Crypto-related banking is the most constrained segment. Most traditional Cypriot banks explicitly prefer not to process flows from crypto exchanges or businesses whose primary revenue comes from digital assets. The Central Bank of Cyprus has not issued formal guidance prohibiting crypto flows, but banks apply internal policies that result in account closures or transaction rejections when crypto-origin funds are identified. Ancoria Bank and AstroBank have shown more flexibility for well-documented crypto professionals, but this remains case-by-case and documentation-intensive. EU-licensed crypto-native EMIs (Kraken Bank, Coinbase Institutional) are used by Cyprus-based crypto businesses as primary banking channels, with Cypriot bank accounts for local operational expenses only.
Frequently asked
Can Russians open a bank account in Cyprus?
Access is rated "limited": not closed, but significantly harder than for EU nationals. No formal nationality ban exists under EU or Cypriot law. In practice, Bank of Cyprus and Eurobank apply heightened screening that frequently results in declined applications. AstroBank and Ancoria Bank are more likely to work through a complete application. The most reliable success factors are legal Cypriot residency, EU-sourced verifiable income, and an introduction through a licensed Limassol accounting or law firm.
Is my money safe in a Cypriot bank after the 2013 crisis?
Yes, up to € 100,000 per bank per depositor. The 2013 bail-in affected deposits above that protection threshold; uninsured deposits were converted to equity at Bank of Cyprus or lost at Laiki Bank. Since then, Cyprus has implemented the full EU Deposit Guarantee Schemes Directive: your deposits up to € 100,000 carry the same protection as in any other EU member state. The practical lesson from 2013: do not hold more than € 100,000 at any single institution.
How long does it take to open a bank account in Cyprus?
Typically 2–4 weeks for a personal non-resident account with a complete document pack. Corporate accounts run six to twelve weeks. Incomplete documentation (missing source-of-funds proof, expired address evidence, or incomplete UBO chains for companies) is the most common cause of delay and resets the KYC clock. A professional introduction from a Limassol law or accounting firm can reduce processing time meaningfully.
Can I make SWIFT transfers from a Cypriot bank?
Yes. Cypriot banks maintain SWIFT and process international payments in USD, GBP, CHF, EUR, and other major currencies.
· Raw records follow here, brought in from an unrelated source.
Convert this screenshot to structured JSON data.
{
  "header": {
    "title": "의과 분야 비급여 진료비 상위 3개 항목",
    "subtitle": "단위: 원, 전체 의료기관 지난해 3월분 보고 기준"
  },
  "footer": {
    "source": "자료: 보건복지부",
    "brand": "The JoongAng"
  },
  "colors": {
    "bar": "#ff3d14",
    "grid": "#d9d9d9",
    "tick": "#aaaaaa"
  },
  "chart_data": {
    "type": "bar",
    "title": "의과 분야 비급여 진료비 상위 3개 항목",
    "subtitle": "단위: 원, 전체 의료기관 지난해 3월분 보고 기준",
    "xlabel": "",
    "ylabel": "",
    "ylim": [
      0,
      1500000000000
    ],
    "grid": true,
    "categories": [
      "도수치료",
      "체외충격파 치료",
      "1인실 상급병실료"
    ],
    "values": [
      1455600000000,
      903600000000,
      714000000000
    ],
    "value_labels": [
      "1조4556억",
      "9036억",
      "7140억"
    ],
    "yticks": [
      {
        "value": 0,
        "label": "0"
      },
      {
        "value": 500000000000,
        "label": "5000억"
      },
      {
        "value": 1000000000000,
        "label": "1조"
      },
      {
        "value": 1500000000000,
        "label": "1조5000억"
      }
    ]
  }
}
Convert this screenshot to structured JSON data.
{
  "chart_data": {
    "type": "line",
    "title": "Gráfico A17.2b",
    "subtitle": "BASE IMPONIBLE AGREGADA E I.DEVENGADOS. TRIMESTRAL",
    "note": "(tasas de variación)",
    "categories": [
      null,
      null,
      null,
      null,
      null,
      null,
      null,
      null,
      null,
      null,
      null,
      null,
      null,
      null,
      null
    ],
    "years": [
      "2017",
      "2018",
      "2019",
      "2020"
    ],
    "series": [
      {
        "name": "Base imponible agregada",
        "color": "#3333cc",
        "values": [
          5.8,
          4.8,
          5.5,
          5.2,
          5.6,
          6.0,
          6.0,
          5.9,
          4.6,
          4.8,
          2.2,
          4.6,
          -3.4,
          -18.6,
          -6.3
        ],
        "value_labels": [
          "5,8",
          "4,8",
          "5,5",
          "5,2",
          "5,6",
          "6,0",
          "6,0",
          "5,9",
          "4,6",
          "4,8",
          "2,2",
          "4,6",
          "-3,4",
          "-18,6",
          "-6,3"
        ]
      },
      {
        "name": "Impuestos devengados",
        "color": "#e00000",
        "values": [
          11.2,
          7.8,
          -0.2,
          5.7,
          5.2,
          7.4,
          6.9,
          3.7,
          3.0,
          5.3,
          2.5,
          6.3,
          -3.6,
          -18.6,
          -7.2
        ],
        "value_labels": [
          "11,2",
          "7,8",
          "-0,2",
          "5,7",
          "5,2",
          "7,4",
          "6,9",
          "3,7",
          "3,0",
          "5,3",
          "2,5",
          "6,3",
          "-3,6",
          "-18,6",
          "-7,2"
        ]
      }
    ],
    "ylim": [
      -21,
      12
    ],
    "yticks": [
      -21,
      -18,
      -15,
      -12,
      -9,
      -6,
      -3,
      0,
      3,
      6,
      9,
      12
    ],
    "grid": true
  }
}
Correspondent routes to Russia have been significantly curtailed since 2022 at most institutions; transfers to most other non-sanctioned jurisdictions (US, UK, UAE, Singapore, Israel, EU) proceed normally. SEPA transfers within the eurozone are standard and instant-capable.
Can a crypto business open a bank account in Cyprus?
With difficulty. Most traditional Cypriot banks apply internal policies that result in declined accounts or transaction blocks for businesses whose primary revenue is crypto-related. Ancoria and AstroBank are the most flexible among traditional banks but require thorough KYC and documentation of the business model. EU-licensed crypto-native EMIs are the practical primary banking channel for Cyprus-based crypto operations, with a Cypriot bank account used for local operational expenses.
What documents do I need to open a Cypriot bank account?
The standard non-resident pack: valid passport (full scan), proof of overseas address (utility bill or bank statement dated within 3 months), source-of-funds explanation (employment contract, company shareholding, portfolio statement), and a tax residence certificate from your current country of tax residence. For corporate accounts, add: incorporation documents, register extract, beneficial-owner declaration for all UBOs above 25 %, and business plan or description of activities.